Miss Diva's Mommy

Miss Diva's Mommy

Thursday, May 20, 2010

Dear God

Dear God,
I thought I would write you a letter to say thank you. I want to thank you for showing your presence to me so much this week. I want to thank you for giving me comfort when I felt like all hope was lost, like I have felt the last few weeks. You God, alone, are the only one who truly knows what I have been feeling, and you have taken my pain away, and replaced it with peace. I want to thank you for the man you gave me to be my husband, I thank you for his love and understanding, and I thank you for showing me how to be more gentle hearted towards him. I truly know I am loved by him, and even though things are never always perfect, I know when I am sad, hurt, mad, or just plain crabby, he is the one I can turn to, to give me the tlc I need. My husband is truly my best friend. I want to thank you for showing me that when I feel like I can not catch my breath, because life is way too busy, to slow down and enjoy your creation. I often feel like I am in a whirlwind and I can't stop, so I know I can call out to you, and ask you to show me how to slow down and just say enough. I want to thank you for kicking Satan to the curb this week, when he entered into my home, I want to thank you for showing me that me and my husband are stronger than we give ourselves credit for. I want to thank you for opening my husband's heart to adoption, which is an idea we are exploring, and we know through prayer, and if it is your will, it will be done.
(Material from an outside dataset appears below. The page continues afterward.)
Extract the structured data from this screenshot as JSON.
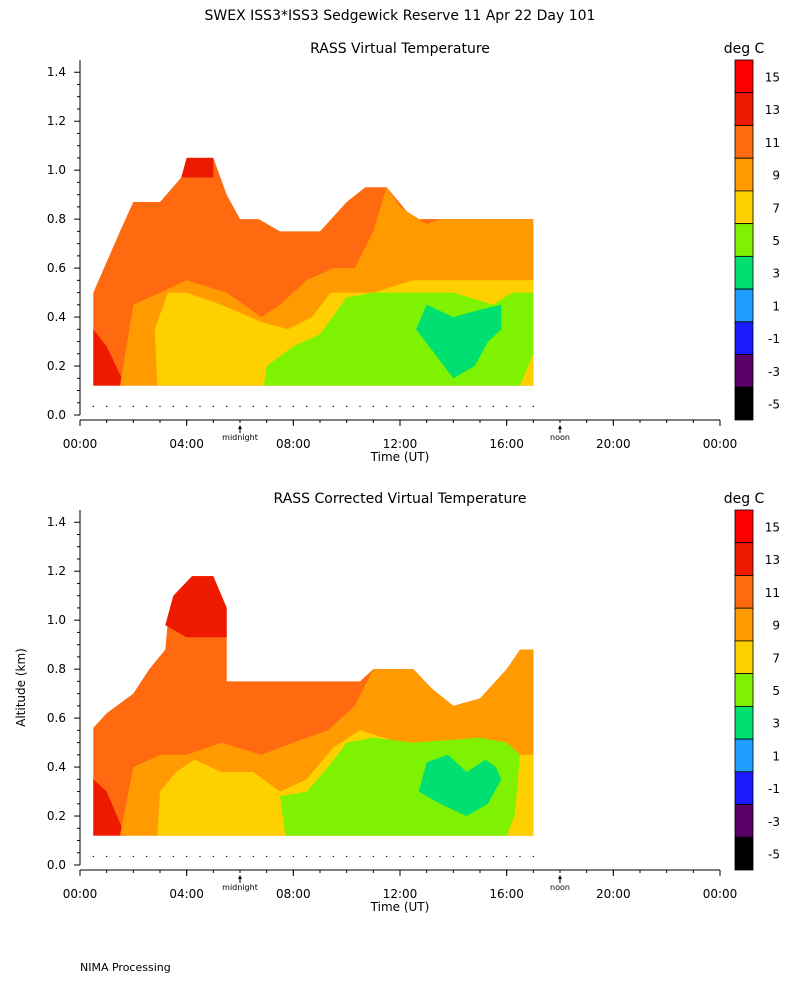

We have not given up on you as far as having a child of our own, but we also realize that we might be ignoring something you have been telling us along. We pray for a child for us to have, love, and nuture, so if it is your will for that child to come to us a little different than we expected, then it will be done. Most of all God I want to thank you for loving me, even when I shouldn't have been, thank you for never turning away from me, even when I turned away from you so many times. There is no greater love than what you have for your children, and at times I am overcome with emotion thinking of that. It is almost uncomprehensible. Thank you God for your love, your forgiveness, and for making me who I am, I am fearfully and wonderfully made.